Je n’ai presque plus de force tellement je suis déshydraté. Mon corps réclame de l’eau de toute urgence. La chaleur de l’été m’accable. Toutes les fenêtres sont fermées et l’endroit empeste le bois mort. Si seulement je pouvais revenir en arrière et me retrouver dans ma cellule, en sécurité!

Ma bouche se crispe et des sanglots m’étranglent.

J’ai mal…

Même si je m’étais juré de ne plus ouvrir les yeux, mes paupières se soulèvent. Je tourne la tête sur le côté et mon regard tombe sur l’orange qui a été déposée sur la table à côté de moi. D’où je suis, le parfum sucré du fruit m’enivre. De la salive envahit ma bouche asséchée, puis des sueurs froides me parcourent dans cette chaleur insupportable.

Je n’en peux plus!

Mon estomac se noue et se révulse. Je vomis le peu de bile qu’il me reste. Conséquence : elle coule sous mon corps mutilé à coups de couteau. Mes plaies béantes saignent abondamment et révèlent quelques-unes de mes côtes.

Je détourne la tête, dégoûté. Mon cœur est sur le point de lâcher. Je prie pour que quelqu’un me trouve et me libère, mais je sais que ça n’arrivera pas. Je suis seul ici, depuis des jours, dans ce coin perdu. Jamais je ne sortirai de cet endroit!

Je ferme de nouveau les yeux et me remémore de doux souvenirs, gravés pour toujours dans mon esprit. Ces souvenirs sont mon échappatoire dans cet enfer…

Chaque lundi, en prison, un gardien me remettait une lettre écrite par Eugénie. Cette lettre me faisait l’effet d’un rayonnement lumineux. Je me sentais transporté par lui. Plus rien ne m’importait. Je m’enfermais dans ma cellule, m’asseyais sur ma couchette et étalais devant moi les pages que ma correspondante avait rédigées.

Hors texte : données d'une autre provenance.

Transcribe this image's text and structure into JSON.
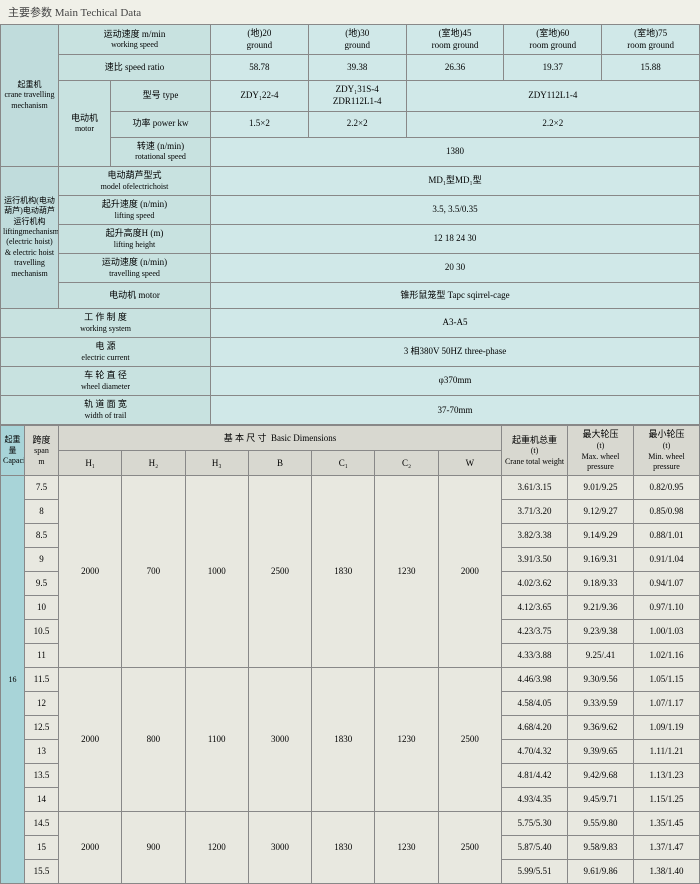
{
  "title_cn": "主要参数",
  "title_en": "Main Techical Data",
  "colors": {
    "upper_bg": "#d0e8e8",
    "upper_label": "#c0dcdc",
    "upper_param": "#c8e2e0",
    "lower_bg": "#e8e8e0",
    "side_bg": "#a8d4d8",
    "border": "#888888"
  },
  "u": {
    "crane_label_cn": "起重机",
    "crane_label_en": "crane travelling mechanism",
    "crane_working_cn": "运动速度 m/min",
    "crane_working_en": "working speed",
    "c20": "(地)20\nground",
    "c30": "(地)30\nground",
    "c45": "(室地)45\nroom ground",
    "c60": "(室地)60\nroom ground",
    "c75": "(室地)75\nroom ground",
    "speed_ratio_cn": "速比",
    "speed_ratio_en": "speed ratio",
    "sr1": "58.78",
    "sr2": "39.38",
    "sr3": "26.36",
    "sr4": "19.37",
    "sr5": "15.88",
    "motor_cn": "电动机",
    "motor_en": "motor",
    "type_cn": "型号",
    "type_en": "type",
    "t1": "ZDY₁22-4",
    "t2": "ZDY₁31S-4\nZDR112L1-4",
    "t3": "ZDY112L1-4",
    "power_cn": "功率",
    "power_en": "power kw",
    "p1": "1.5×2",
    "p2": "2.2×2",
    "p3": "2.2×2",
    "rot_cn": "转速 (n/min)",
    "rot_en": "rotational speed",
    "rot_v": "1380",
    "hoist_label_cn": "运行机构(电动葫芦)电动葫芦运行机构",
    "hoist_label_en": "liftingmechanism (electric hoist) & electric hoist travelling mechanism",
    "model_cn": "电动葫芦型式",
    "model_en": "model ofelectrichoist",
    "model_v": "MD₁型MD₁型",
    "lift_cn": "起升速度 (n/min)",
    "lift_en": "lifting speed",
    "lift_v": "3.5, 3.5/0.35",
    "height_cn": "起升高度H (m)",
    "height_en": "lifting height",
    "height_v": "12 18 24 30",
    "trav_cn": "运动速度 (n/min)",
    "trav_en": "travelling speed",
    "trav_v": "20 30",
    "m2_cn": "电动机",
    "m2_en": "motor",
    "m2_v": "锥形鼠笼型 Tapc sqirrel-cage",
    "ws_cn": "工 作 制 度",
    "ws_en": "working system",
    "ws_v": "A3-A5",
    "ec_cn": "电   源",
    "ec_en": "electric current",
    "ec_v": "3 相380V   50HZ three-phase",
    "wd_cn": "车 轮 直 径",
    "wd_en": "wheel diameter",
    "wd_v": "φ370mm",
    "wt_cn": "轨 道 面 宽",
    "wt_en": "width of trail",
    "wt_v": "37-70mm"
  },
  "l": {
    "cap_cn": "起重量",
    "cap_en": "Capacity",
    "span_cn": "跨度",
    "span_en": "span",
    "span_m": "m",
    "basic_cn": "基  本  尺  寸",
    "basic_en": "Basic Dimensions",
    "H1": "H₁",
    "H2": "H₂",
    "H3": "H₃",
    "B": "B",
    "C1": "C₁",
    "C2": "C₂",
    "W": "W",
    "col_tw_cn": "起重机总重",
    "col_tw_u": "(t)",
    "col_tw_en": "Crane total weight",
    "col_max_cn": "最大轮压",
    "col_max_u": "(t)",
    "col_max_en": "Max. wheel pressure",
    "col_min_cn": "最小轮压",
    "col_min_u": "(t)",
    "col_min_en": "Min. wheel pressure",
    "cap_val": "16",
    "g1": {
      "H1": "2000",
      "H2": "700",
      "H3": "1000",
      "B": "2500",
      "C1": "1830",
      "C2": "1230",
      "W": "2000"
    },
    "g2": {
      "H1": "2000",
      "H2": "800",
      "H3": "1100",
      "B": "3000",
      "C1": "1830",
      "C2": "1230",
      "W": "2500"
    },
    "g3": {
      "H1": "2000",
      "H2": "900",
      "H3": "1200",
      "B": "3000",
      "C1": "1830",
      "C2": "1230",
      "W": "2500"
    },
    "r": [
      {
        "s": "7.5",
        "tw": "3.61/3.15",
        "mx": "9.01/9.25",
        "mn": "0.82/0.95"
      },
      {
        "s": "8",
        "tw": "3.71/3.20",
        "mx": "9.12/9.27",
        "mn": "0.85/0.98"
      },
      {
        "s": "8.5",
        "tw": "3.82/3.38",
        "mx": "9.14/9.29",
        "mn": "0.88/1.01"
      },
      {
        "s": "9",
        "tw": "3.91/3.50",
        "mx": "9.16/9.31",
        "mn": "0.91/1.04"
      },
      {
        "s": "9.5",
        "tw": "4.02/3.62",
        "mx": "9.18/9.33",
        "mn": "0.94/1.07"
      },
      {
        "s": "10",
        "tw": "4.12/3.65",
        "mx": "9.21/9.36",
        "mn": "0.97/1.10"
      },
      {
        "s": "10.5",
        "tw": "4.23/3.75",
        "mx": "9.23/9.38",
        "mn": "1.00/1.03"
      },
      {
        "s": "11",
        "tw": "4.33/3.88",
        "mx": "9.25/.41",
        "mn": "1.02/1.16"
      },
      {
        "s": "11.5",
        "tw": "4.46/3.98",
        "mx": "9.30/9.56",
        "mn": "1.05/1.15"
      },
      {
        "s": "12",
        "tw": "4.58/4.05",
        "mx": "9.33/9.59",
        "mn": "1.07/1.17"
      },
      {
        "s": "12.5",
        "tw": "4.68/4.20",
        "mx": "9.36/9.62",
        "mn": "1.09/1.19"
      },
      {
        "s": "13",
        "tw": "4.70/4.32",
        "mx": "9.39/9.65",
        "mn": "1.11/1.21"
      },
      {
        "s": "13.5",
        "tw": "4.81/4.42",
        "mx": "9.42/9.68",
        "mn": "1.13/1.23"
      },
      {
        "s": "14",
        "tw": "4.93/4.35",
        "mx": "9.45/9.71",
        "mn": "1.15/1.25"
      },
      {
        "s": "14.5",
        "tw": "5.75/5.30",
        "mx": "9.55/9.80",
        "mn": "1.35/1.45"
      },
      {
        "s": "15",
        "tw": "5.87/5.40",
        "mx": "9.58/9.83",
        "mn": "1.37/1.47"
      },
      {
        "s": "15.5",
        "tw": "5.99/5.51",
        "mx": "9.61/9.86",
        "mn": "1.38/1.40"
      }
    ]
  }
}
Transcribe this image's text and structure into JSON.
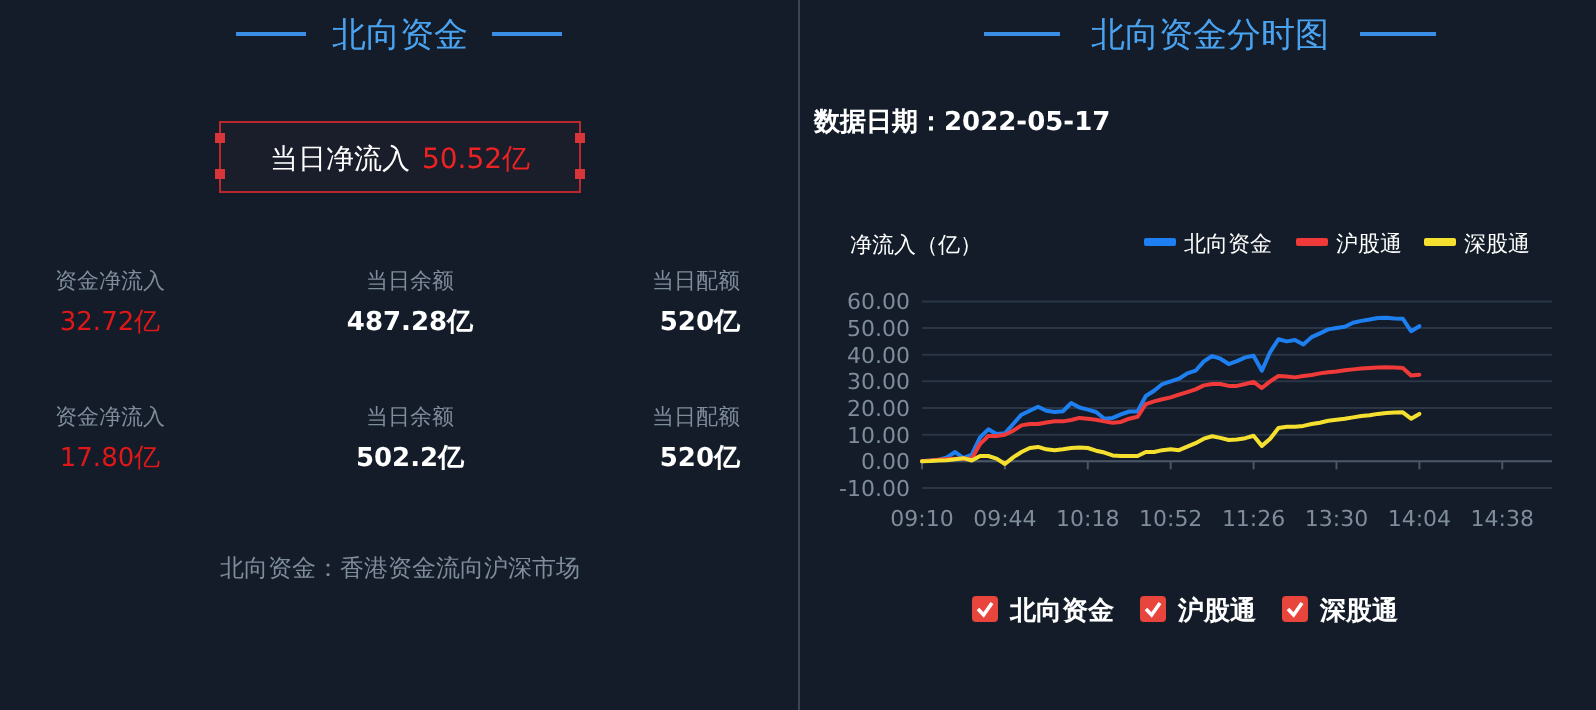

Au fil des mois, Eugénie a tenu sa promesse. Nous sommes devenus amis et elle était la bouffée d’air qui me permettait de respirer librement. Je n’aurais jamais cru que ces moments vécus en prison seraient les meilleurs de ma vie. Aujourd’hui, je me rends compte que j’étais béni et que j’aurais dû les chérir beaucoup plus. Mais c’est trop tard. Désormais, je ne suis qu’un animal qui attend que son calvaire finisse.

Est-ce que je mérite ce sort?

NON!

Ce n’est pas ma faute si la petite conne que j’ai fréquentée, il y a un an, est tombée amoureuse de moi.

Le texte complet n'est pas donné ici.